Sakhisizwe Development Trust (SDA) develop Plumtree through building Temateme Clinic in Bulilima East District

Social media gets Plumtree Rolling as Sakhisizwe Development Association lays down Temateme Clinic.

Sakhisizwe Development Trust (SDA) has joined hands in developing Plumtree through building a community initiated clinic in Ward 23 in Bulilima East District. The initiative comes in the wake of vast community initiated projects that are dotted across many communities of the border town having sprouted following the town’s adoption of social media especially WhatsApp and using it as an information sharing platform in the absence of media coverage.

Sakhisizwe Development Association (SDA) is a community based non-profit making organisation (CBO) which was formed in May 2015 at the Constitutional Hill in Johannesburg, South Africa by diaspora members from Ward 23 of Plumtree’s Bulilima West District. Like Plumtree Development Trust (PDT) and other community based organisations in Zimbabwe’s Kalanga heartland, SDA has harnessed WhatsApp to use it to discuss community development instead of the app’s traditional role of reaching to family and friends. SDA currently has huge membership both in the diaspora and back home in Zimbabwe, Ward 23.

In an interview on WhatsApp, chairperson for SDA Getmore Moyo told Plumtree Development Trust that lack of meaningful development many years after the country got its independence in 1980 led him and his colleagues in the Diaspora to form the association which subsequently initiated the construction of a community initiated clinic.

“Prior to forming this humble association we met on several occasions trying to identify one project that could identify with the needs of our people as we had no road, no reliable water source, no secondary school and no healthy facility. We finally came up with the clinic which, in our view had the potential to bring more meaningful infrastructural push in the form of a reliable transport network and possibly a clinic to mention but a few”.

Ward 23 is one of the remotest areas in Plumtree’s Bulilima East District. With poor roads and therefore no bus, villagers from the ward are forced to walk long distances towards the nearest clinic, Madlambudzi Rural Health Centre which is 24 km away in another ward. Most expecting mothers in the area either give birth at home or pay large sums of money to be taken to Plumtree District Hospital which is also 80km away.

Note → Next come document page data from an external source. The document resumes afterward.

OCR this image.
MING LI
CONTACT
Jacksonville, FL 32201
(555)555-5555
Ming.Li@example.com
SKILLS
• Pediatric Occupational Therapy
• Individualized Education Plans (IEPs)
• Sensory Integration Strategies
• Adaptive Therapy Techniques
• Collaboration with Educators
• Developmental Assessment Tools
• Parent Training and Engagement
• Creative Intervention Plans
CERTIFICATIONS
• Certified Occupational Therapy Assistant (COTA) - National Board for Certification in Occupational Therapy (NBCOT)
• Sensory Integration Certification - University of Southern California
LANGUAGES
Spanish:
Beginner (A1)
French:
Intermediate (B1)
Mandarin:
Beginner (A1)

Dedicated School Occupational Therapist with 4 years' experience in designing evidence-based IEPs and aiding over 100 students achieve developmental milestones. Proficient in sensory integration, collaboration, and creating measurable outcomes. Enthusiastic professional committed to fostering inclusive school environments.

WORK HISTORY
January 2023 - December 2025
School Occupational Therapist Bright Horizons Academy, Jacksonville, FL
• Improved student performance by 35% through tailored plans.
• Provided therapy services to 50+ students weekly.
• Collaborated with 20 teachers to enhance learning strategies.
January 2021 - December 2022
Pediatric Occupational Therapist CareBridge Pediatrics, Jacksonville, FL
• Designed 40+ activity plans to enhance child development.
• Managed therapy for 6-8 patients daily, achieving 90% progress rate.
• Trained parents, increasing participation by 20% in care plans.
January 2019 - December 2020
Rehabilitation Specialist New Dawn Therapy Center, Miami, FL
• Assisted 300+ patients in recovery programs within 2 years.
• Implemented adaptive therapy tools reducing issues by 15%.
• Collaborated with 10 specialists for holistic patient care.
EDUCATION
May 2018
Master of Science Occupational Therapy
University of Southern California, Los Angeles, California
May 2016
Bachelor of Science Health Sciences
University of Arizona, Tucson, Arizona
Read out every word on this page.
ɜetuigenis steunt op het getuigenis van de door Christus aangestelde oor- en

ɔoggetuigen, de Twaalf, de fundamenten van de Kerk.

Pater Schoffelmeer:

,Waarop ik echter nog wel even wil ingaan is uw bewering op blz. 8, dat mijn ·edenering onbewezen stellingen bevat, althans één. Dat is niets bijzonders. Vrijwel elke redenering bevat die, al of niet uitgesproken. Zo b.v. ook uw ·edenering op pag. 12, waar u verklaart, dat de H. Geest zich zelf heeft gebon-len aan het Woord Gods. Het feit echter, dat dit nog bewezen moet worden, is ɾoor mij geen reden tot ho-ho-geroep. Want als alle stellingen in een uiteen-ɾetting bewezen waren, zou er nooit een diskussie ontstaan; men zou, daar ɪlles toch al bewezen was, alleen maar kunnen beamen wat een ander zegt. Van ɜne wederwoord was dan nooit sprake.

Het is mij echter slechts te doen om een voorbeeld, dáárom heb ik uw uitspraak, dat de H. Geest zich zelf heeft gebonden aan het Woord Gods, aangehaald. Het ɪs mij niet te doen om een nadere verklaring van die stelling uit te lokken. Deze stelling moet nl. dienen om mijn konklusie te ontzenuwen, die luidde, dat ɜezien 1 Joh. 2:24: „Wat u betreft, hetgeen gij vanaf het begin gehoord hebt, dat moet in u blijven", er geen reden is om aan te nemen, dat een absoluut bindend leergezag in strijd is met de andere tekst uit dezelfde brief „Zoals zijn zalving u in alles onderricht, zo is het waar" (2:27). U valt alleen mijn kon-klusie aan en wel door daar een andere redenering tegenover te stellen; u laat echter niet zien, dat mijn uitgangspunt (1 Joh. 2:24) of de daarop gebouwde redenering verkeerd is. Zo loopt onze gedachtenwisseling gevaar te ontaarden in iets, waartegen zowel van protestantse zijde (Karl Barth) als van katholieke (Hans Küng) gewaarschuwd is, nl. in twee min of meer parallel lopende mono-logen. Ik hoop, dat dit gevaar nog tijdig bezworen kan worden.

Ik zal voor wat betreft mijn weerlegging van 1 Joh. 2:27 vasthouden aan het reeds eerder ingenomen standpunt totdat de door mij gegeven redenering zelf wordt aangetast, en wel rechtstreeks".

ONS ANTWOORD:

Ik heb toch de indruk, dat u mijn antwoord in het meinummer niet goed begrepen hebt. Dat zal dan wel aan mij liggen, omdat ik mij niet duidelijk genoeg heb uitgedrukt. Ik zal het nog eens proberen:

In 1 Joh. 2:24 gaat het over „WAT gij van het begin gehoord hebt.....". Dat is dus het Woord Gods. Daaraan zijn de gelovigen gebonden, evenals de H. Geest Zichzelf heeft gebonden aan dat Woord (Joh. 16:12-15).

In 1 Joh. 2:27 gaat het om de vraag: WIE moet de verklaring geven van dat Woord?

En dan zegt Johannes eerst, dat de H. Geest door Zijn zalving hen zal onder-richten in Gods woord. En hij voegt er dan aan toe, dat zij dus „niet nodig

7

Moyo further said that as Diaspora members of the association they came up with ways to mobilise funds for the construction of the clinic.

“We hold meetings in Johannesburg every second Sunday of the month where we contribute the agreed minimum of R50 per person which all channelled towards the construction of our clinic back home. We opened an account solely for this purpose and we have three signatories who are answerable to the committee and the whole Sakhisizwe family.”

According to Moyo, the diaspora community is an intergral part of Ward 23 which also feels the pain that their parents back home go through in trying to access the vital services that have become more of a luxury than a necessity.

“In December 2015 we sent home R10 000 to pay our builders. At the beginning of June 2016, we sent one community member home with another R10 000 which managed to buy 55 bags of cement for the project,” Moyo said.

At the moment, the clinic which shall be called Temateme Clinic is at slab level as funds are not permitting the villagers to speed up their project.

Moyo said even though progress seems to be slow for now, they will not give up on their dear project.

“We are appealing for help from well-wishers and donors in order to complete this very relevant project which is meant to bring about relief to our almost forgotten community,” stated Moyo.

Since their adoption of social media especially WhatsApp for communication for development, communities across Plumtree have mobilised each other to establish many community initiated development projects like the Macingwana Clinic, Marula Feedlots and Secondary School among others. The most dramatic achievement however was the commissioning of a clinic in Tokwana Village by the Minister of Health and Child Welfare barely a few days after President Mugabe had levelled insults against members of the Kalanga tribe based in South Africa when early last year (2015) he called them thieves.

The active involvement of the diaspora members of Plumtree in developing their communities, especially those based in South Africa is also another move that clearly nullifies President Mugabe’s insults that he levelled against members of the Kalanga tribe based in South Africa when early last year (2015) he called them thieves.By Plumtree, Development Trust-.